‘19 strong’ now graduates
This is the eighth entry in the Class of 2023 series.
Nine students attended Friendship Aspire Academy Southeast Campus from the beginning of their high school careers, when it was known as Southeast Arkansas Preparatory School.
Name change and all, the nine brought 10 other students along their high school journey, and together they graduated Wednesday as the class of “19 Strong.”
That’s the name Jeff Pulliam, Friendship Aspire Academy Board President, gave the class during his keynote address at a highnoon graduation inside the school’s gymnasium. The class endured Friendship’s takeover of Southeast Prep due to the latter’s revocation of its charter at the same time covid-19 became a pandemic, both happening in the spring of 2020.
But the students pushed on in Warrior fashion – a nod to their school identity – and finished where they started. They will also be the last graduating class from Friendship-Southeast until 2027, since the secondary campus will start over with a slow-growth model, enrolling sixth- through ninth-graders for the 202324 school year and adding a high school grade each year.
The original nine – Marcus Antwine, Jasmine Davis, BreShun Goodloe, Arereunti Goodwin, LaParis Harris, Bre’Naria Kearney, Kenneth Moore, Latavia White and Braylon Williams – were honored for their loyalty with Pioneer Awards from school officials.
“My 19 strong, you met adversity in the middle of your education. You met it on the streets,” Pulliam told the graduates. “It doesn’t matter where it went wrong … there is power in this accomplishment. There is power in adverse situations.
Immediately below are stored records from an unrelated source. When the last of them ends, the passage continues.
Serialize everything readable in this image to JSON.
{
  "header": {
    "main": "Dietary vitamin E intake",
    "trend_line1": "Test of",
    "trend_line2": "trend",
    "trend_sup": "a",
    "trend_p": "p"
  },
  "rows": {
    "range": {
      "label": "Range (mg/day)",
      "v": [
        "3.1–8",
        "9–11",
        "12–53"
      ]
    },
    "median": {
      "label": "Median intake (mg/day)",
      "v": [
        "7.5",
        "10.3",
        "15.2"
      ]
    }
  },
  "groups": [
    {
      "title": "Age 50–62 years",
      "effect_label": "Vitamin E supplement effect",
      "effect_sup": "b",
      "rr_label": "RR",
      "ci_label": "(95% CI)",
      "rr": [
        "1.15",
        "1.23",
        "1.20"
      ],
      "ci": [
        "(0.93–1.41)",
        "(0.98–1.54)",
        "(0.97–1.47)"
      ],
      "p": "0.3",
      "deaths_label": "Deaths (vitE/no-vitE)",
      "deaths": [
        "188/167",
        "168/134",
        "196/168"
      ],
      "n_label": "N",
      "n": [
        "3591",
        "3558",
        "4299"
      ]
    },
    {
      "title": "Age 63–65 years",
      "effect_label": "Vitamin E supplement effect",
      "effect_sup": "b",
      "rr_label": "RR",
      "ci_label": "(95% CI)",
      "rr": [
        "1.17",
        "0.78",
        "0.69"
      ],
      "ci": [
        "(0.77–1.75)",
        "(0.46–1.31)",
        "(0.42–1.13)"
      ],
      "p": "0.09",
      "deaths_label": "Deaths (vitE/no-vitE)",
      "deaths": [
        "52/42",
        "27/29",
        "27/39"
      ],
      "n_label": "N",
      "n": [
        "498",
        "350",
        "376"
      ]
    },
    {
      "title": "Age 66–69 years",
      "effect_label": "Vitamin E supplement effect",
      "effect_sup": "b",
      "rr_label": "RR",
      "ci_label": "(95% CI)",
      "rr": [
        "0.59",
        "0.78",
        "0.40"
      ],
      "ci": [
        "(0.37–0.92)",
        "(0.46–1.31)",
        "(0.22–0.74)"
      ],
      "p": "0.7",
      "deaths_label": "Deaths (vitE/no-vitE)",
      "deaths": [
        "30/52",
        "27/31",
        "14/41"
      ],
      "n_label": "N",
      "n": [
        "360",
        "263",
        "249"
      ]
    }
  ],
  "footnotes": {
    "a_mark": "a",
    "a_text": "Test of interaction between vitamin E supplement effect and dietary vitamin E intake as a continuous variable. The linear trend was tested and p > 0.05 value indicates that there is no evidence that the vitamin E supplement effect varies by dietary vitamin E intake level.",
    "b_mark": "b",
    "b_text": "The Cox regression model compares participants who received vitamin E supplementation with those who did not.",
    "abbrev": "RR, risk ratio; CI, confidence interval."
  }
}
“What doesn’t kill you makes you stronger.”
Goodwin, a basketball and track athlete, used her brainpower to become valedictorian.
“We made it! We pushed ourselves to become better athletes and learned the importance of hard work and dedication,” Goodwin said in her speech.
Salutatorian Kassidy Purcell reminded her classmates that tough circumstances don’t define who they are.
“You have to keep pushing through the challenges and learning from mistakes,” Purcell said.
Pulliam also challenged the class to endure adversity and bring back empathy, sympathy and compassion to the community.
“You all, my 19 Strong, are built for a time like this,” he said.